Needless to say, we did not make it to Salem. Tune in next year to see whether we are disrupted by psychic conventions* three years running. (Last year, we failed to meet Tommx and Lisa for lunch in Salem, although we managed to fall back to another town after two hours' lost time.)

Meanwhile, I was informed there was a clever test to tell you whether you are good or bad at remembering people's names. This would seem, on the face of it, to be one of those areas easily extrapolated by life experience, but I suspect it is especially susceptible to self-reporting bias (particularly with respect to dualistic thinking, that whole "I'm an introvert/I'm an extravert" identification that begs the question: compared to whom?)

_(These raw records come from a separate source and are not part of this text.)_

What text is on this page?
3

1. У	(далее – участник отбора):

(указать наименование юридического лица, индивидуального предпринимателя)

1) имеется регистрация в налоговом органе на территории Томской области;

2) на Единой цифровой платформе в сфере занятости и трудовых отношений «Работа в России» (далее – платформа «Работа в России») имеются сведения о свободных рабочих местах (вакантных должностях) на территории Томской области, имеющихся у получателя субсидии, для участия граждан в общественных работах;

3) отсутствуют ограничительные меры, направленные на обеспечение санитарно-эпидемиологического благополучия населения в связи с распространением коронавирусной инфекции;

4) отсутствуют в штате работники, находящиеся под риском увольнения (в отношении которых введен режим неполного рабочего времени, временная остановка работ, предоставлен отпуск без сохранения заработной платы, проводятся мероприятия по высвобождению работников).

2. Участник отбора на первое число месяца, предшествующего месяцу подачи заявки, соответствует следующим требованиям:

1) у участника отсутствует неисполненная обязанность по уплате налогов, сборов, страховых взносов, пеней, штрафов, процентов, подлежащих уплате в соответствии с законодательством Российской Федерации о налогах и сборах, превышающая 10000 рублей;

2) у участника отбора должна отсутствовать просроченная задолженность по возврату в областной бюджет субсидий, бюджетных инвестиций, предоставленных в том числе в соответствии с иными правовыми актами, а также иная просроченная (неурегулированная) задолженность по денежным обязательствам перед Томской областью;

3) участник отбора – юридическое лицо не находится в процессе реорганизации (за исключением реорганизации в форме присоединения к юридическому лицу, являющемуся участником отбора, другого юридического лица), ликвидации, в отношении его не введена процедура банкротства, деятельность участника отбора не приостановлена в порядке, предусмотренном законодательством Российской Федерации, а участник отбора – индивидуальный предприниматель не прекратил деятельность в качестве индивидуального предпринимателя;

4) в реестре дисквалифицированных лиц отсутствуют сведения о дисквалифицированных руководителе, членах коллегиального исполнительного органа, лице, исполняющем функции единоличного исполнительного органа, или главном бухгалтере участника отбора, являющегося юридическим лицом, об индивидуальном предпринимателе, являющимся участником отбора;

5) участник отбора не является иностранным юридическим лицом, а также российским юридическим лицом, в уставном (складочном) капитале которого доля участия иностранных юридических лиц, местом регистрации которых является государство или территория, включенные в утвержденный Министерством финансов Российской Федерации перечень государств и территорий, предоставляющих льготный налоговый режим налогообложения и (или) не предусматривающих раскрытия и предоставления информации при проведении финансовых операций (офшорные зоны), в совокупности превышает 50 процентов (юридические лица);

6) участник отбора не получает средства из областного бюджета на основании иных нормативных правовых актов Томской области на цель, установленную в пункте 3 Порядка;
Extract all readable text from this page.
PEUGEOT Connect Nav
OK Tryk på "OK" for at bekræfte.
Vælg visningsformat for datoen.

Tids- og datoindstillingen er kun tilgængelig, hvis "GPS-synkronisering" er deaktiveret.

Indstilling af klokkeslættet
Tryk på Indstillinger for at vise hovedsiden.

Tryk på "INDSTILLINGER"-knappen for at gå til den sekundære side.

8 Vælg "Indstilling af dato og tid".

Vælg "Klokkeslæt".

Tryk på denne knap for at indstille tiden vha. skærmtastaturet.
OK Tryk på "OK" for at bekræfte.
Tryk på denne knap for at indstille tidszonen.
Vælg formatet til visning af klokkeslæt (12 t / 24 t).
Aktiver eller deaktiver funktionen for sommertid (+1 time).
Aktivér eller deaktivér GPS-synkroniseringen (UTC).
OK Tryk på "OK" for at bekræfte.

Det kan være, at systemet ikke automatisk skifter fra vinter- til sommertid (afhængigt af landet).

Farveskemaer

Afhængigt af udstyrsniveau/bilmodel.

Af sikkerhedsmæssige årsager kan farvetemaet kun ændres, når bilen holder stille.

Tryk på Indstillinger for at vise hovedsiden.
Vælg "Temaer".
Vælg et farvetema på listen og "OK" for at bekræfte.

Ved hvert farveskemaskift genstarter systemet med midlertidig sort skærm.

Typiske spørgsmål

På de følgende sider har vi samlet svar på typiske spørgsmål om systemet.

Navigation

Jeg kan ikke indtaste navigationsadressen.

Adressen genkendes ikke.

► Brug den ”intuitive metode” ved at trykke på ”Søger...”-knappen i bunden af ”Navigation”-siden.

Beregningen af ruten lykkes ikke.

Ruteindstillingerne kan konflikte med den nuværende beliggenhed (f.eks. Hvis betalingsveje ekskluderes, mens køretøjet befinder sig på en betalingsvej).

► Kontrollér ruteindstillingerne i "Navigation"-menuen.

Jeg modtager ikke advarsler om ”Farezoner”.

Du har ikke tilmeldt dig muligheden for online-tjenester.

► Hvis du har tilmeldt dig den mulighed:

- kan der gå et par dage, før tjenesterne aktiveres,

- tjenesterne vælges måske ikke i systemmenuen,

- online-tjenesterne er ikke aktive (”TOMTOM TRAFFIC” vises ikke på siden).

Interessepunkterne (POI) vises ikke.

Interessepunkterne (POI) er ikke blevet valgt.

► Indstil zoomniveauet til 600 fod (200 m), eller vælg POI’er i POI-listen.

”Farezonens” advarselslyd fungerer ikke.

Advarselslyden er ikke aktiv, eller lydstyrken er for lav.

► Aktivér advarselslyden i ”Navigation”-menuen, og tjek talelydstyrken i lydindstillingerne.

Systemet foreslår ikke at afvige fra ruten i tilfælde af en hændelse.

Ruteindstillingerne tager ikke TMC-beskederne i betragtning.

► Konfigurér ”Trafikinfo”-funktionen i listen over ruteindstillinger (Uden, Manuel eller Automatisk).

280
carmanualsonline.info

In my case, I have suspected, in a way that is both self-flattering and autocritical, that I am good with names but don't usually pay attention. Which sounds as though I don't care about people (and also as though I don't believe I could be bad at something), but I do. I just don't care much about their names, at least in social situations where I'd rather pay attention to making good conversation. (Work is something else. When I'm working, I remember everyone's names. In a work environment, efficiency is more important than pleasantries. And online, obviously, one has only names to go on.)

Unfortunately, the test, which is part of a research study by Washington University in St. Louis, doesn't test whether you remember names. It shows you name/face pairs very quickly, and then after a short break shows you more name/face pairs and asks whether you have or have not seen them before. I'm good at it. Of course I am. I'm a filmmaker; I am trained specifically to be able to recall whether I've seen a fleeting image before, because I may have to match it in another take if I'm the camera operator, or I may be watching rushes figuring out how I'm going to fit things together in editing. I can tell you that I'm not using facial recognition so much as image matching, because part of how I'm recognizing the images is things like "aspect ratio is stretched." "Background is wrinkled." "Brow shadow."

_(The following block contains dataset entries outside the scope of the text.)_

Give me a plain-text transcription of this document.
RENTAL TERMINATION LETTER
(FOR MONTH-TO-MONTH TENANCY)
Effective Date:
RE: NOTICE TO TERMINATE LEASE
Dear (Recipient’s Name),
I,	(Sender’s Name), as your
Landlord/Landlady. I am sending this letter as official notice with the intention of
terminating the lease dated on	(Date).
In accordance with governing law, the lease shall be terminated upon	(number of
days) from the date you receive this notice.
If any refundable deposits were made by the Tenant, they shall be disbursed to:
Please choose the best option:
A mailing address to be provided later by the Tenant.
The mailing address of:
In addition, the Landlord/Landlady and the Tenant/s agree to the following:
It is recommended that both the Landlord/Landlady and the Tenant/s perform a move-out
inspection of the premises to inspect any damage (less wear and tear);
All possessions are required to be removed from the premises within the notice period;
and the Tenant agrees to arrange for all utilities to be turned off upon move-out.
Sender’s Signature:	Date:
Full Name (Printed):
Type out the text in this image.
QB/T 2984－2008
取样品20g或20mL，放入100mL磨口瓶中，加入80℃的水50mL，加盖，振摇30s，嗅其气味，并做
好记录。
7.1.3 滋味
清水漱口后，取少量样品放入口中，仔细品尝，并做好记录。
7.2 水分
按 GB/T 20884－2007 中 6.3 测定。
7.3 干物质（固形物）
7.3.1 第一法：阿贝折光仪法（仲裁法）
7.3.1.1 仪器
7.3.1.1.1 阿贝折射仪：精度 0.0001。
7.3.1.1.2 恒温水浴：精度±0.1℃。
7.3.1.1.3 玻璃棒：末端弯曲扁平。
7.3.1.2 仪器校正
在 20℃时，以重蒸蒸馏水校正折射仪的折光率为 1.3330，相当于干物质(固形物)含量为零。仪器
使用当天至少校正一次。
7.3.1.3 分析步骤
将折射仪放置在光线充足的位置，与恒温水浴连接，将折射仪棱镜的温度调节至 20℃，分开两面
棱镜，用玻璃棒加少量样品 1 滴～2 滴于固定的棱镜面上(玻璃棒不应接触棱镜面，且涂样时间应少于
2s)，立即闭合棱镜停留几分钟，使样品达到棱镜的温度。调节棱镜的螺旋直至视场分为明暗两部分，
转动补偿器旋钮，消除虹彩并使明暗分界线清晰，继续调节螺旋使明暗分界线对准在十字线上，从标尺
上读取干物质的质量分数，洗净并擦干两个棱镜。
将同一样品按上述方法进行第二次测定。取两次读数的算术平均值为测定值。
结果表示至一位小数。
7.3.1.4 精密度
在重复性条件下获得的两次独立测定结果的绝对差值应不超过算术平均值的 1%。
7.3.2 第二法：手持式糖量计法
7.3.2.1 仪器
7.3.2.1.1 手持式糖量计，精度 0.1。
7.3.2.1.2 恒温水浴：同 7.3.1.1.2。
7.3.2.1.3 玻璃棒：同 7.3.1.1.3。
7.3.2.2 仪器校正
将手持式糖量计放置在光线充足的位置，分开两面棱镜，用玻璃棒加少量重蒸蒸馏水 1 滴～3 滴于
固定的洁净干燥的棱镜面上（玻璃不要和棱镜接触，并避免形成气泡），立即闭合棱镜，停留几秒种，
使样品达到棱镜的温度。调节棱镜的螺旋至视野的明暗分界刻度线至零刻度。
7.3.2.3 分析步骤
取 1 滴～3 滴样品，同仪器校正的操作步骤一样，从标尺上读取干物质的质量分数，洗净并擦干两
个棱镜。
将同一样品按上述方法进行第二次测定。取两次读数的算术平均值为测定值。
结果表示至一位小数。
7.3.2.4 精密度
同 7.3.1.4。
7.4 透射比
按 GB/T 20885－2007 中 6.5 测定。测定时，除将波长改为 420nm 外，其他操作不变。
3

There is no place for me to raise my concerns with the researchers. I can also not observe to them that I'm looking exclusively at pictures of white people. Maybe that's secretly what they're testing - racial differences in identifying white people - and the names thing (they're really white-sounding names, too) is a red herring. Probably I am giving the researchers too much credit for being clever, but who knows.

Mine is not to reason why. Mine is merely to be once again frustrated in my not-pressing desire to find out whether I'm good or bad or average with names.

In other news, I recently cut and colored my hair; Ciro says I look like Sarah Connor in the first Terminator movie, which is kind of like saying I'm his dream girl. I don't see it. But I looked in the mirror today and thought "you know who I do look like? That chick in the 80's TV series Beauty and the Beast." I looked up a picture to show him, but it turns out that chick was Linda Hamilton. From Terminator. Which just goes to show - remembering images and remembering faces. Not the same.

* I only trust psychic conventions that meet astrally.